Es notable que al comienzo de este poema un verso acuse que “Todos jugamos fútbol en la calle / con amigos que parecían pájaros”, como si se quisiera dar cuenta del sentido cíclico del juego y su punto de unión, es decir, del ser “reflexivo” de la cotidianidad, en palabras de Humberto Giannini. En su obra La “reflexión” cotidiana: Hacia una arqueología de la experiencia el filósofo nos completa esta observación:

“Pues bien, nuestra plaza -o lo que más se le asemeja en el pasado: el ágora, la platea, el foro, la cancha- es ‘reflexiva’ por el hecho de estar en la línea circunferencial de lo cotidiano. Ya sólo por eso. Pero, por el hecho de estar en un punto determinado de esa línea diremos que tiene una función eminentemente ‘reflexiva’”[2].

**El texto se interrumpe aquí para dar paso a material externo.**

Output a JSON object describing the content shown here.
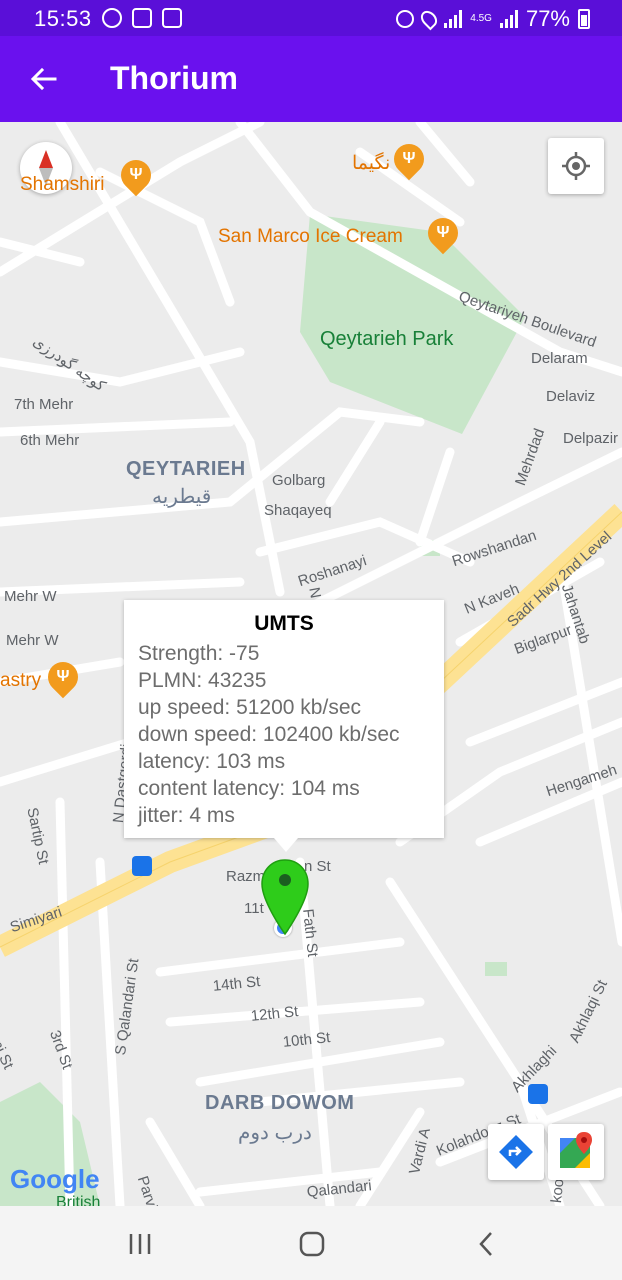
{
  "status_bar": {
    "time": "15:53",
    "network_type": "4.5G",
    "battery": "77%"
  },
  "app_bar": {
    "title": "Thorium",
    "back_icon": "arrow-left-icon"
  },
  "map": {
    "pois": [
      {
        "name": "Shamshiri"
      },
      {
        "name": "نگیما"
      },
      {
        "name": "San Marco Ice Cream"
      },
      {
        "name": "astry"
      }
    ],
    "parks": [
      {
        "name": "Qeytarieh Park"
      }
    ],
    "areas": [
      {
        "name": "QEYTARIEH",
        "name_fa": "قیطریه"
      },
      {
        "name": "DARB DOWOM",
        "name_fa": "درب دوم"
      }
    ],
    "streets": {
      "s1": "Qeytariyeh Boulevard",
      "s2": "Delaram",
      "s3": "Delaviz",
      "s4": "Delpazir",
      "s5": "7th Mehr",
      "s6": "6th Mehr",
      "s7": "Golbarg",
      "s8": "Shaqayeq",
      "s9": "Mehrdad",
      "s10": "Roshanayi",
      "s11": "Rowshandan",
      "s12": "N Kaveh",
      "s13": "Sadr Hwy 2nd Level",
      "s14": "Jahantab",
      "s15": "Biglarpur",
      "s16": "Mehr W",
      "s17": "Mehr W",
      "s18": "Hengameh",
      "s19": "Sartip St",
      "s20": "N Dastgerdi",
      "s21": "Razm",
      "s22": "n St",
      "s23": "11t",
      "s24": "Fath St",
      "s25": "Simiyari",
      "s26": "14th St",
      "s27": "12th St",
      "s28": "10th St",
      "s29": "S Qalandari St",
      "s30": "3rd St",
      "s31": "Akhlaqi St",
      "s32": "Akhlaghi",
      "s33": "Kolahdouz St",
      "s34": "Qalandari",
      "s35": "Vardi A",
      "s36": "Parvi",
      "s37": "kooh St",
      "s38": "ani St",
      "s39": "N Pa",
      "s40": "کوچه گودرزی"
    },
    "google_logo": "Google",
    "google_sub": "British",
    "controls": {
      "compass_icon": "compass-icon",
      "my_location_icon": "my-location-icon",
      "directions_icon": "directions-icon",
      "maps_icon": "google-maps-icon"
    }
  },
  "info_window": {
    "title": "UMTS",
    "lines": [
      "Strength: -75",
      "PLMN: 43235",
      "up speed: 51200 kb/sec",
      "down speed: 102400 kb/sec",
      "latency: 103 ms",
      "content latency: 104 ms",
      "jitter: 4 ms"
    ]
  },
  "nav_bar": {
    "recents_icon": "recents-icon",
    "home_icon": "home-icon",
    "back_icon": "back-chevron-icon"
  },
  "colors": {
    "status_bar": "#5a0fd8",
    "app_bar": "#6a11ee",
    "marker": "#2ecc1a",
    "highway": "#fde293",
    "park": "#c8e6c9"
  }
}
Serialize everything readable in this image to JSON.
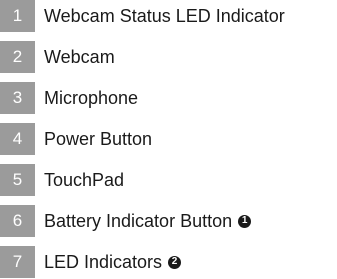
{
  "legend": {
    "items": [
      {
        "number": "1",
        "label": "Webcam Status LED Indicator",
        "note": ""
      },
      {
        "number": "2",
        "label": "Webcam",
        "note": ""
      },
      {
        "number": "3",
        "label": "Microphone",
        "note": ""
      },
      {
        "number": "4",
        "label": "Power Button",
        "note": ""
      },
      {
        "number": "5",
        "label": "TouchPad",
        "note": ""
      },
      {
        "number": "6",
        "label": "Battery Indicator Button",
        "note": "1"
      },
      {
        "number": "7",
        "label": "LED Indicators",
        "note": "2"
      }
    ]
  }
}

La definición de lo “reflexivo” de Gianinni se conjuga perfectamente con lo que González deja entrever en sus Memorias, entendido esto como “el lugar de retorno y, en cierta medida, de restauración de un ‘pasajero’ que continuamente vuelve a partir”. La cancha, así como otras zonas de encuentro en la geografía de esta propuesta poética, es parte esencial de un entorno en donde el tiempo de la rutina escapa y en donde la memoria se instaura. Ya sean las grandes jugadas de antaño o la aparición de aquel matrimonio anónimo que siempre anda tomado de la mano (en el poema “Los vecinos”), los elementos de esta poesía residen en lo eternamente humano y su suceder, en la cotidianidad de lo que unos y luego otros vivirán, como también de las interrupciones que quebraron el acontecer y que deben ser puestas en la mesa para no olvidar el dolor y la herida. Nostalgia, dirían algunos, cosa en parte cierta, pero también algo más profundo. Lo cierto es que narraciones conforman nuestro imaginario e identidad, fracasos más que épicas, pero narraciones al fin, palabras prestadas: “Algún día, cansado, necesitaré refranes / que me lleven de regreso al viejo hogar”.






NOTAS

[1] Teillier, Jorge “Los poetas de los lares”, Boletín de la Universidad de Chile, n° 56, mayo de 1965, Pág. 50.
[2] Giannini, Humberto La “reflexión” cotidiana: Hacia una arqueología del pensamiento, Editorial Universitaria, Santiago, 2005. Pág. 68.